Nairobi — Standard Chartered Bank profit after tax expanded by Sh6.23 billion to Sh20 billion last year on the back of improved incomes from interest and non-interest sub-sectors.
During a similar period in 2023, the lender recorded a Sh13.8 billion net profit.
For instance, the bank's net interest income increased by 13 percent to Sh33.27 billion, largely due to higher volumes and improved margins.
On the other hand, non-interest income surged by 40 percent, reaching Sh17.41 billion, buoyed by stronger transactional volumes and better margins in Transaction Services, Markets, and Wealth Solutions.
"Our approach of combining differentiated cross-border capabilities for corporate and institutional clients with leading wealth management solutions for affluent clients has proven successful," StanChart CEO Kariuki Ngari said.
"Furthermore, we managed our costs well, delivering a positive income-to-cost jaws of 13%."
Standard Chartered also reported a significant improvement in loan impairment losses, which dropped by 30 percent, reflecting the lender's prudent management of loan book and effective recoveries.
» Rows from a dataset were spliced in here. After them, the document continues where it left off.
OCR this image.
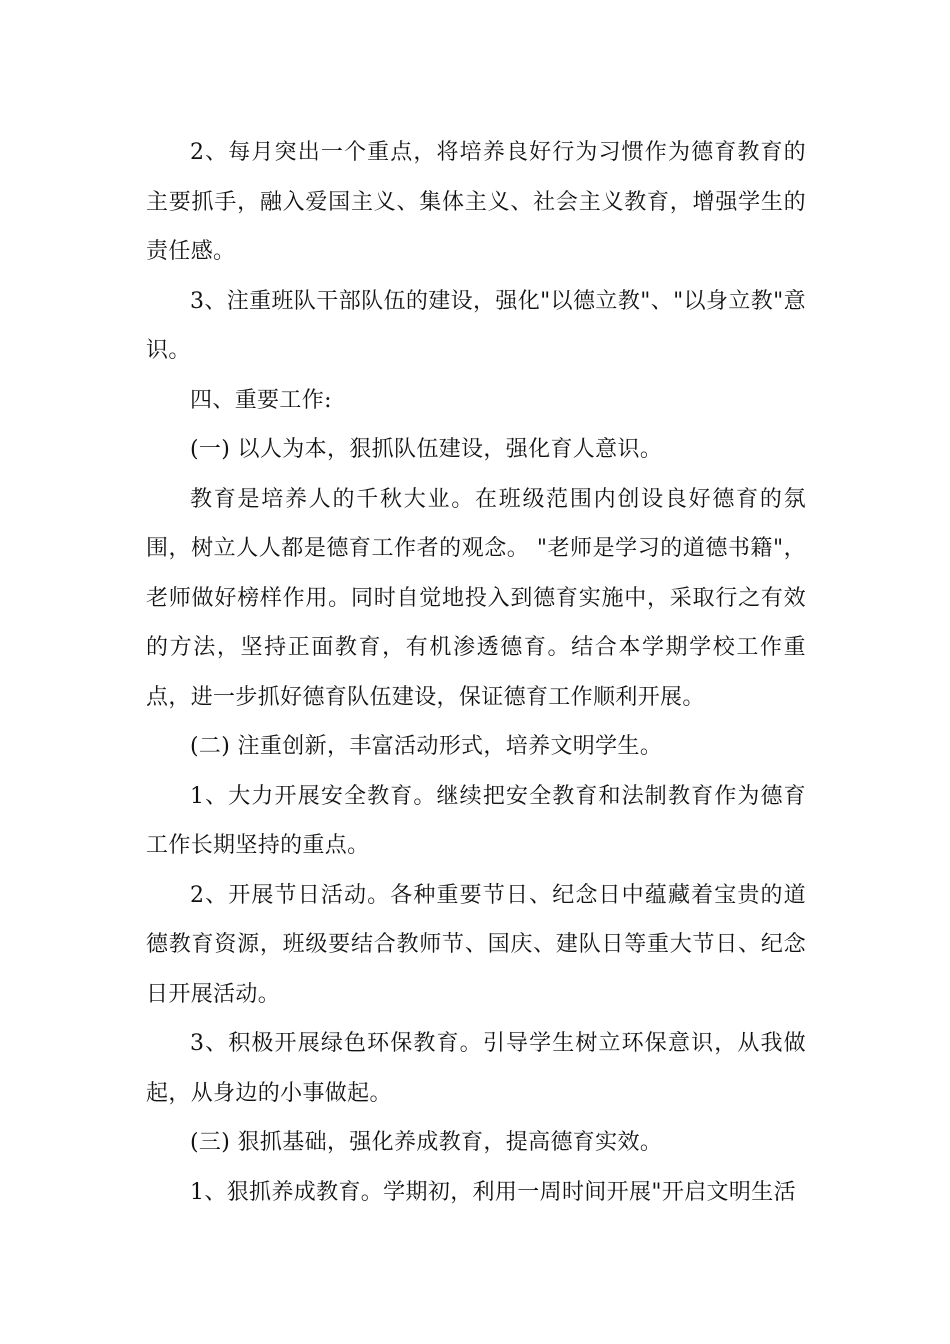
2、每月突出一个重点，将培养良好行为习惯作为德育教育的主要抓手，融入爱国主义、集体主义、社会主义教育，增强学生的责任感。

3、注重班队干部队伍的建设，强化"以德立教"、"以身立教"意识。

四、重要工作:

(一) 以人为本，狠抓队伍建设，强化育人意识。

教育是培养人的千秋大业。在班级范围内创设良好德育的氛围，树立人人都是德育工作者的观念。 "老师是学习的道德书籍"，老师做好榜样作用。同时自觉地投入到德育实施中，采取行之有效的方法，坚持正面教育，有机渗透德育。结合本学期学校工作重点，进一步抓好德育队伍建设，保证德育工作顺利开展。

(二) 注重创新，丰富活动形式，培养文明学生。

1、大力开展安全教育。继续把安全教育和法制教育作为德育工作长期坚持的重点。

2、开展节日活动。各种重要节日、纪念日中蕴藏着宝贵的道德教育资源，班级要结合教师节、国庆、建队日等重大节日、纪念日开展活动。

3、积极开展绿色环保教育。引导学生树立环保意识，从我做起，从身边的小事做起。

(三) 狠抓基础，强化养成教育，提高德育实效。

1、狠抓养成教育。学期初，利用一周时间开展"开启文明生活
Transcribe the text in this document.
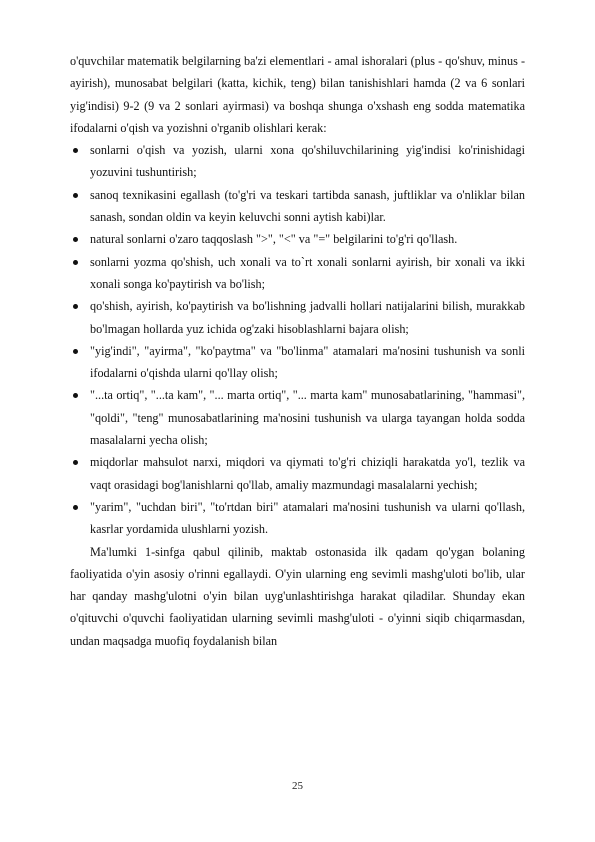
o'quvchilar matematik belgilarning ba'zi elementlari - amal ishoralari (plus - qo'shuv, minus - ayirish), munosabat belgilari (katta, kichik, teng) bilan tanishishlari hamda (2 va 6 sonlari yig'indisi) 9-2 (9 va 2 sonlari ayirmasi) va boshqa shunga o'xshash eng sodda matematika ifodalarni o'qish va yozishni o'rganib olishlari kerak:

sonlarni o'qish va yozish, ularni xona qo'shiluvchilarining yig'indisi ko'rinishidagi yozuvini tushuntirish;
sanoq texnikasini egallash (to'g'ri va teskari tartibda sanash, juftliklar va o'nliklar bilan sanash, sondan oldin va keyin keluvchi sonni aytish kabi)lar.
natural sonlarni o'zaro taqqoslash ">", "<" va "=" belgilarini to'g'ri qo'llash.
sonlarni yozma qo'shish, uch xonali va to`rt xonali sonlarni ayirish, bir xonali va ikki xonali songa ko'paytirish va bo'lish;
qo'shish, ayirish, ko'paytirish va bo'lishning jadvalli hollari natijalarini bilish, murakkab bo'lmagan hollarda yuz ichida og'zaki hisoblashlarni bajara olish;
"yig'indi", "ayirma", "ko'paytma" va "bo'linma" atamalari ma'nosini tushunish va sonli ifodalarni o'qishda ularni qo'llay olish;
"...ta ortiq", "...ta kam", "... marta ortiq", "... marta kam" munosabatlarining, "hammasi", "qoldi", "teng" munosabatlarining ma'nosini tushunish va ularga tayangan holda sodda masalalarni yecha olish;
miqdorlar mahsulot narxi, miqdori va qiymati to'g'ri chiziqli harakatda yo'l, tezlik va vaqt orasidagi bog'lanishlarni qo'llab, amaliy mazmundagi masalalarni yechish;
"yarim", "uchdan biri", "to'rtdan biri" atamalari ma'nosini tushunish va ularni qo'llash, kasrlar yordamida ulushlarni yozish.

Ma'lumki 1-sinfga qabul qilinib, maktab ostonasida ilk qadam qo'ygan bolaning faoliyatida o'yin asosiy o'rinni egallaydi. O'yin ularning eng sevimli mashg'uloti bo'lib, ular har qanday mashg'ulotni o'yin bilan uyg'unlashtirishga harakat qiladilar. Shunday ekan o'qituvchi o'quvchi faoliyatidan ularning sevimli mashg'uloti - o'yinni siqib chiqarmasdan, undan maqsadga muofiq foydalanish bilan

25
However, customer deposits saw a decline of 14 percent, standing at Sh295.69 billion.
Similarly, loans and advances to customers decreased by 7 percenr, totaling Sh151.65 billion.
This decline is largely attributed to the appreciation of the Kenyan Shilling and reduced client utilization.
Despite these setbacks, the bank's liquidity position remains strong, with a liquidity ratio of 67.59 percent, well above the regulatory minimum of 20 percent.
Furthermore, the bank reported a total capital ratio of 19.55 percent.